Em contraponto com Brilho Eterno de uma Mente Sem Lembranças, filme que fala sobre o desapego das relações amorosas de forma abrupta e é citado em algumas cenas, Vidas Passadas se apega a um amor que foi pouco vivido e é muito lembrado. A montagem opta por observar como a saudade flui nos dois individualmente para que o roteiro una, em um mesmo espaço e tempo, uma Nora e um Hae diferentes que tentam ser as pessoas de antes e reviver o que ficou para trás. Há uma honestidade e delicadeza no lento processo de superar o amor e retirar suas raízes do coração de forma cuidadosa para ambas as partes.
Dessa forma, Vidas Passadas descama calmamente as muitas esferas do envolvimento do casal com um olhar atencioso e sincero, enquanto se encaixa como um integrante desse cinema sul-coreano distinto (só pra não confundir com classe social) que vem se firmando cada vez mais.
Filme visto na 47a edição da Mostra de SP.
O Mal Não Existe (Ryusuke Hamaguchi, 2023, Japão)
Sob o ditado de que a pressa é inimiga da perfeição, Hamaguchi prova que a paciência é a matéria prima do seu cinema.
Takumi (Hitoshi Omika) é o faz-tudo de uma aldeia isolada do Japão, onde ele e sua filha Hana (Ryo Nishikawa) desfrutam uma vida pacata. Até que dois representantes de uma grande corporação de Tokyo chegam com a proposta de um acampamento moderno que mudará todo o ecossistema da região. Nessa dualidade entre natureza e ação antrópica, uma pungente história sobre perda da pureza é concebida.

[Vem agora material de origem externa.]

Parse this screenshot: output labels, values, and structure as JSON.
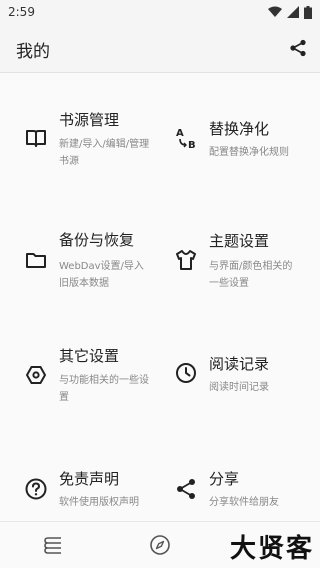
{
  "status": {
    "time": "2:59"
  },
  "appbar": {
    "title": "我的"
  },
  "items": [
    {
      "title": "书源管理",
      "desc": "新建/导入/编辑/管理书源",
      "icon": "book-icon"
    },
    {
      "title": "替换净化",
      "desc": "配置替换净化规则",
      "icon": "replace-ab-icon"
    },
    {
      "title": "备份与恢复",
      "desc": "WebDav设置/导入旧版本数据",
      "icon": "folder-icon"
    },
    {
      "title": "主题设置",
      "desc": "与界面/颜色相关的一些设置",
      "icon": "tshirt-icon"
    },
    {
      "title": "其它设置",
      "desc": "与功能相关的一些设置",
      "icon": "settings-hex-icon"
    },
    {
      "title": "阅读记录",
      "desc": "阅读时间记录",
      "icon": "clock-icon"
    },
    {
      "title": "免责声明",
      "desc": "软件使用版权声明",
      "icon": "help-circle-icon"
    },
    {
      "title": "分享",
      "desc": "分享软件给朋友",
      "icon": "share-icon"
    }
  ],
  "watermark": "大贤客"
}
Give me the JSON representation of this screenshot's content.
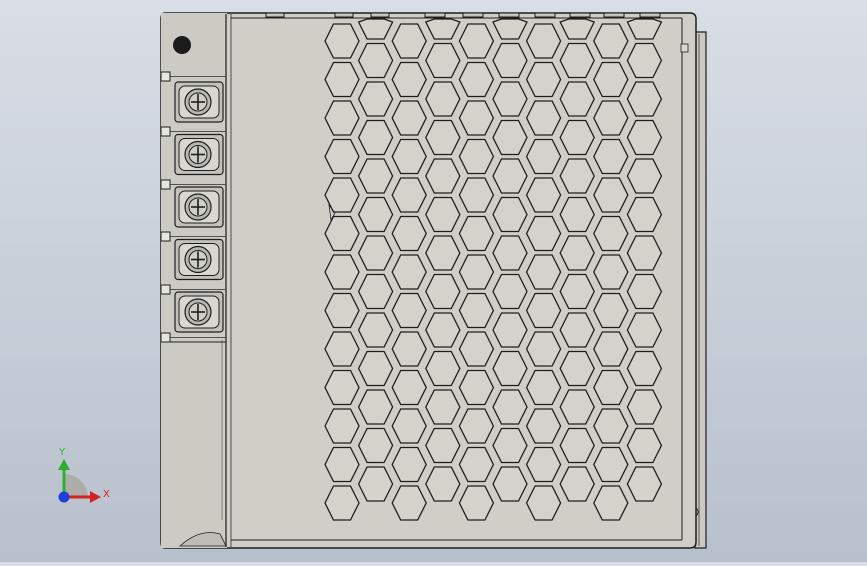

Hamaguchi se tornou o terceiro diretor japonês a receber uma nomeação na categoria de Melhor Diretor do Oscar com o tocante Drive My Car. Sua ilustre carreira foi construída gradativamente assim como seu distinto cinema. O Mal Não Existe, novo longa do diretor, reafirma isso com uma experiência sensorial que tira os pés do espectador do chão, levando-nos a tocar as folhas caducifólias e os galhos secos dos altos das árvores, e nos colocando de volta no chão, onde sentimos a neve fria e ficamos à beira dos rios de água pura do vilarejo de Mizubiki. Esse processo relaxante nos faz compreender os anseios e preocupações dos moradores da comunidade quanto a brutalidade que a construtora pode trazer para a região com sua pressa destrutiva.
Para além de um conceito filosófico bucólico, O Mal Não Existe usa de técnicas para conectar o público com uma premissa remota. A edição de som capta os detalhes do ambiente e nos coloca no momento presente de cada cena. Esse aspecto entra em acordo com a trilha sonora sinfônica que cresce e preenche todo o espaço do cinema, causando uma reação brutal ao ser interrompida repentinamente em variados momentos da narrativa. A escolha estilística é uma representação sonora da harmonia da natureza que está ameaçada pela empreiteira e fica evidente com o desfecho que rompe com a inocência desse meio ambiente ingênuo por meio de um acontecimento chocante. Uma realização magistral do roteiro e direção de Hamaguchi.
Por fim, o ritmo paciente do longa demonstra que a afobação do mundo corporativo não é só inimiga da perfeição, como diz o ditado popular, mas também da qualidade de vida dos representantes, do bem estar da comunidade e da vida em seu estado natural.
Filme visto na 47a edição da Mostra de SP.